1st Beaver Spotted In NYC In 200 Years
By Jose the Beaver
Yo. What's up? Jose here. You know, NYC's first beaver in 200 years. You're probably wondering what I'm doing in town. Well you know what? It's none of your business.
If you must know, I've been living in Hoboken until I could afford the NYC rent. You know how much a single-occupancy beaver dam in Manhattan is going for these days? Forget about it.
Plus, I've been layin low. Us beavers haven't been too popular lately. First, Leave it to Beaver got cancelled. Then, Beaver College changed their name to Arcadia University. And I heard that Britney Spears, Paris Hilton, and Lindsay Lohan SHAVED theirs! I don't even wanna know what that means.
Yeah, it's not easy being North America's largest rodent. The American Indians used to revere me. Now, you Americans accuse me of messing up the ecosystem with my dams, meanwhile, you're dumping crap in my river. Well, I say, dam you all to hell.

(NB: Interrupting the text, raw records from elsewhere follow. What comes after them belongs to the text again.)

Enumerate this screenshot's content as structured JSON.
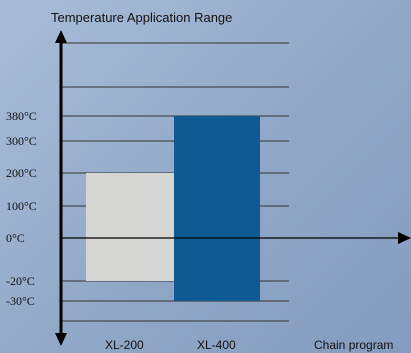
{
  "chart_data": {
    "type": "bar",
    "title": "Temperature Application Range",
    "xlabel": "Chain program",
    "ylabel": "",
    "categories": [
      "XL-200",
      "XL-400"
    ],
    "series": [
      {
        "min": -20,
        "max": 200,
        "color": "#d6d7d5"
      },
      {
        "min": -30,
        "max": 380,
        "color": "#0f5a92"
      }
    ],
    "y_ticks": [
      {
        "value": 380,
        "label": "380°C"
      },
      {
        "value": 300,
        "label": "300°C"
      },
      {
        "value": 200,
        "label": "200°C"
      },
      {
        "value": 100,
        "label": "100°C"
      },
      {
        "value": 0,
        "label": "0°C"
      },
      {
        "value": -20,
        "label": "-20°C"
      },
      {
        "value": -30,
        "label": "-30°C"
      }
    ],
    "ylim": [
      -30,
      380
    ],
    "grid": true,
    "axis_color": "#000000",
    "gridline_color": "#333333"
  }
}
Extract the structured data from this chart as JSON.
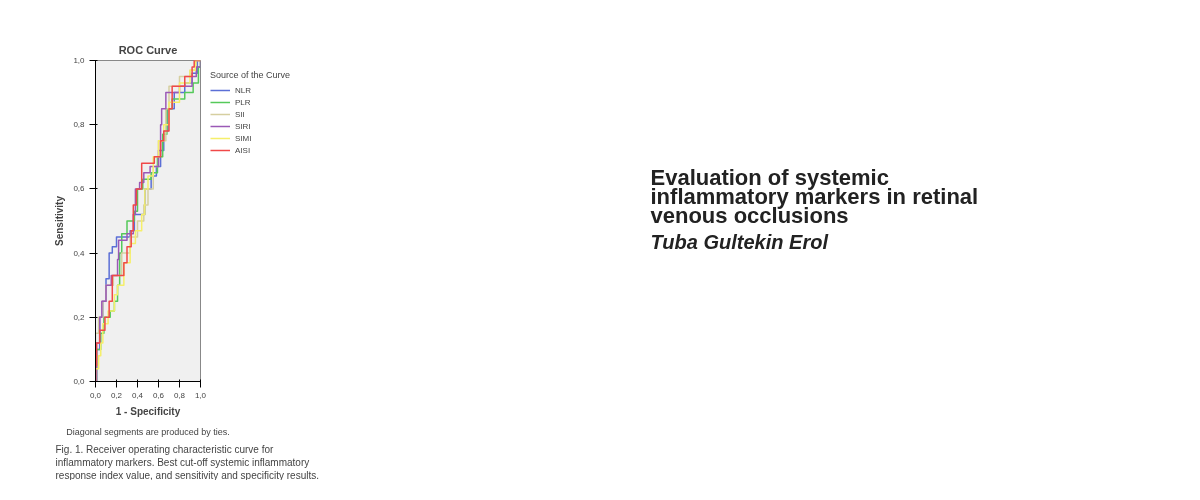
{
  "chart_data": {
    "type": "step",
    "title": "ROC Curve",
    "xlabel": "1 - Specificity",
    "ylabel": "Sensitivity",
    "legend_title": "Source of the Curve",
    "annotations": [
      "Diagonal segments are produced by ties.",
      "Fig. 1. Receiver operating characteristic curve for inflammatory markers. Best cut-off systemic inflammatory response index value, and sensitivity and specificity results.",
      "Evaluation of systemic inflammatory markers in retinal venous occlusions",
      "Tuba Gultekin Erol"
    ],
    "xlim": [
      0,
      1
    ],
    "ylim": [
      0,
      1
    ],
    "xticks": [
      {
        "value": 0,
        "label": "0,0"
      },
      {
        "value": 0.2,
        "label": "0,2"
      },
      {
        "value": 0.4,
        "label": "0,4"
      },
      {
        "value": 0.6,
        "label": "0,6"
      },
      {
        "value": 0.8,
        "label": "0,8"
      },
      {
        "value": 1,
        "label": "1,0"
      }
    ],
    "yticks": [
      {
        "value": 0,
        "label": "0,0"
      },
      {
        "value": 0.2,
        "label": "0,2"
      },
      {
        "value": 0.4,
        "label": "0,4"
      },
      {
        "value": 0.6,
        "label": "0,6"
      },
      {
        "value": 0.8,
        "label": "0,8"
      },
      {
        "value": 1,
        "label": "1,0"
      }
    ],
    "grid": false,
    "legend": "right",
    "marker": "none",
    "line_style": "solid",
    "series": [
      {
        "name": "NLR",
        "color": "#5b6fd6",
        "x": [
          0,
          0.01,
          0.04,
          0.07,
          0.1,
          0.13,
          0.16,
          0.2,
          0.28,
          0.33,
          0.37,
          0.43,
          0.47,
          0.53,
          0.58,
          0.62,
          0.65,
          0.69,
          0.75,
          0.85,
          0.92,
          0.97,
          1
        ],
        "values": [
          0,
          0.1,
          0.2,
          0.25,
          0.32,
          0.4,
          0.42,
          0.45,
          0.45,
          0.47,
          0.52,
          0.52,
          0.6,
          0.64,
          0.67,
          0.72,
          0.78,
          0.85,
          0.9,
          0.93,
          0.96,
          1,
          1
        ]
      },
      {
        "name": "PLR",
        "color": "#55c95a",
        "x": [
          0,
          0.01,
          0.05,
          0.08,
          0.14,
          0.18,
          0.21,
          0.23,
          0.25,
          0.3,
          0.37,
          0.4,
          0.45,
          0.53,
          0.59,
          0.64,
          0.68,
          0.73,
          0.85,
          0.93,
          0.98,
          1
        ],
        "values": [
          0,
          0.1,
          0.15,
          0.2,
          0.22,
          0.25,
          0.3,
          0.4,
          0.46,
          0.5,
          0.53,
          0.6,
          0.63,
          0.65,
          0.7,
          0.77,
          0.85,
          0.88,
          0.9,
          0.93,
          0.98,
          1
        ]
      },
      {
        "name": "SII",
        "color": "#d6cfa0",
        "x": [
          0,
          0,
          0.03,
          0.07,
          0.1,
          0.17,
          0.25,
          0.33,
          0.4,
          0.46,
          0.5,
          0.55,
          0.6,
          0.67,
          0.7,
          0.8,
          0.9,
          0.96,
          1
        ],
        "values": [
          0,
          0.15,
          0.2,
          0.25,
          0.3,
          0.33,
          0.4,
          0.45,
          0.5,
          0.55,
          0.6,
          0.67,
          0.75,
          0.85,
          0.92,
          0.95,
          0.97,
          1,
          1
        ]
      },
      {
        "name": "SIRI",
        "color": "#9b59b6",
        "x": [
          0,
          0.01,
          0.04,
          0.06,
          0.1,
          0.15,
          0.21,
          0.22,
          0.3,
          0.36,
          0.38,
          0.42,
          0.46,
          0.52,
          0.6,
          0.62,
          0.63,
          0.67,
          0.75,
          0.8,
          0.87,
          0.92,
          0.96,
          1
        ],
        "values": [
          0,
          0.12,
          0.2,
          0.25,
          0.3,
          0.33,
          0.38,
          0.44,
          0.46,
          0.52,
          0.6,
          0.62,
          0.65,
          0.67,
          0.72,
          0.8,
          0.85,
          0.9,
          0.9,
          0.92,
          0.92,
          0.95,
          0.98,
          1
        ]
      },
      {
        "name": "SIMI",
        "color": "#f5ef6a",
        "x": [
          0,
          0,
          0.03,
          0.05,
          0.07,
          0.12,
          0.18,
          0.21,
          0.27,
          0.33,
          0.38,
          0.44,
          0.47,
          0.5,
          0.55,
          0.6,
          0.65,
          0.7,
          0.8,
          0.9,
          0.95,
          1
        ],
        "values": [
          0,
          0.04,
          0.08,
          0.12,
          0.18,
          0.22,
          0.27,
          0.3,
          0.37,
          0.43,
          0.47,
          0.52,
          0.6,
          0.64,
          0.7,
          0.75,
          0.8,
          0.87,
          0.93,
          0.97,
          1,
          1
        ]
      },
      {
        "name": "AISI",
        "color": "#f04848",
        "x": [
          0,
          0,
          0.01,
          0.04,
          0.09,
          0.13,
          0.16,
          0.23,
          0.27,
          0.3,
          0.34,
          0.36,
          0.39,
          0.44,
          0.52,
          0.56,
          0.62,
          0.65,
          0.7,
          0.73,
          0.85,
          0.92,
          0.94,
          1
        ],
        "values": [
          0,
          0.05,
          0.12,
          0.16,
          0.2,
          0.25,
          0.33,
          0.33,
          0.37,
          0.42,
          0.47,
          0.55,
          0.6,
          0.68,
          0.68,
          0.7,
          0.75,
          0.78,
          0.85,
          0.92,
          0.95,
          0.98,
          1,
          1
        ]
      }
    ]
  }
}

Ok, I'm sorry. That was harsh. But for over a hundred years, you dumped the most disgusting filth imaginable into the Hudson, the Bronx River and the East River, and you expected us Beavers to just stick around? The only reason I'm back is because the suburbs are so damn boring. Us Beavers like to go where the action is.
And New York City has never been a better place for beaver action. You see how many Christmas trees were out on the curb last month? Enough to build a hundred quality dams. And don't get me started on the culinary and cultural delights. The sets of "Lennon" and "High Fidelity" were delicious to chew on, and New York Magazine, you were right about new East Village hotspot Momofuku: I think they've got the best chopsticks in town.
So yeah, I'm back. But please, if you see me walking down the street, listening to my iPod, please don't get in my face and try to give me a hug. Beavers don't like to be touched without permission. And only my girlfriend gets that.